Simple Summary Alterations of the MEK5/ERK5 signaling pathway have been described in several tumors, and emerging data are trying to explain the complexity of ERK5-related mechanisms in both physiological and pathological conditions. Here, we provide an overview of the known evidence about ERK5 expression, activity, and regulation in tumors. Moreover, our study investigated the clinical significance and the prognostic value of ERK5 deregulation in human cancer. Upregulation and overexpression of ERK5 were reported in several tumor types associated with advanced stage, metastases, and worse overall survival. In addition, we focus on emerging insights regarding the relevance of ERK5 in a tumor-associated microenvironment. Finally, the recently discovered ERK5 isoforms, correlated with pro-tumoral function and negative regulation of ERK5, were also described. Extracellular signal-regulated kinase 5 (ERK5) is a unique kinase among MAPKs family members, given its large structure characterized by the presence of a unique C-terminal domain.

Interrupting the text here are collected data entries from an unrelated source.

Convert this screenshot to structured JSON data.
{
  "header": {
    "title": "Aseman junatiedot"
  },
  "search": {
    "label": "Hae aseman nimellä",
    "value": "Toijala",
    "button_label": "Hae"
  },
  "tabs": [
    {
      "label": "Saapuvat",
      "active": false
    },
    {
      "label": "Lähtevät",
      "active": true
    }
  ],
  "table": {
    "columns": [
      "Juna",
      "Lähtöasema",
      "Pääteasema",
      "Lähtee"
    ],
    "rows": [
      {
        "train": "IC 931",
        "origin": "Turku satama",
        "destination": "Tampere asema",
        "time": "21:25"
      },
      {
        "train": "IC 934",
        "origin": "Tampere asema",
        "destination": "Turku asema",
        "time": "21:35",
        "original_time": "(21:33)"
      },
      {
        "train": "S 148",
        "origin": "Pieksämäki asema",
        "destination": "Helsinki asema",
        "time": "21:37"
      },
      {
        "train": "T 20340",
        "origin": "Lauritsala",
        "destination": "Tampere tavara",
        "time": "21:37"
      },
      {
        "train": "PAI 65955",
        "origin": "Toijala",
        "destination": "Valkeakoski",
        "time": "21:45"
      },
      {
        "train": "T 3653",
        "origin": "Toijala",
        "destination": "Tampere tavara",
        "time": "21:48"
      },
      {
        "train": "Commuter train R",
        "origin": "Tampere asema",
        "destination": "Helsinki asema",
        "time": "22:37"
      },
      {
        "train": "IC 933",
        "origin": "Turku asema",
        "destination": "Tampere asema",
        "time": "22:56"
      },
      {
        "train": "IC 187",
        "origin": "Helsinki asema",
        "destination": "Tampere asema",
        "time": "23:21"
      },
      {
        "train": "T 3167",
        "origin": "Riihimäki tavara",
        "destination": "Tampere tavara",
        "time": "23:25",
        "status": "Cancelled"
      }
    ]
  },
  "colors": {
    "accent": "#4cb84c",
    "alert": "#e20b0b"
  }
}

Despite increasing data demonstrating the relevance of the ERK5 pathway in the growth, survival, and differentiation of normal cells, ERK5 has recently attracted the attention of several research groups given its relevance in inflammatory disorders and cancer. Accumulating evidence reported its role in tumor initiation and progression. In this review, we explore the gene expression profile of ERK5 among cancers correlated with its clinical impact, as well as the prognostic value of ERK5 and pERK5 expression levels in tumors. We also summarize the importance of ERK5 in the maintenance of a cancer stem-like phenotype and explore the major known contributions of ERK5 in the tumor-associated microenvironment. Moreover, although several questions are still open concerning ERK5 molecular regulation, different ERK5 isoforms derived from the alternative splicing process are also described, highlighting the potential clinical relevance of targeting ERK5 pathways.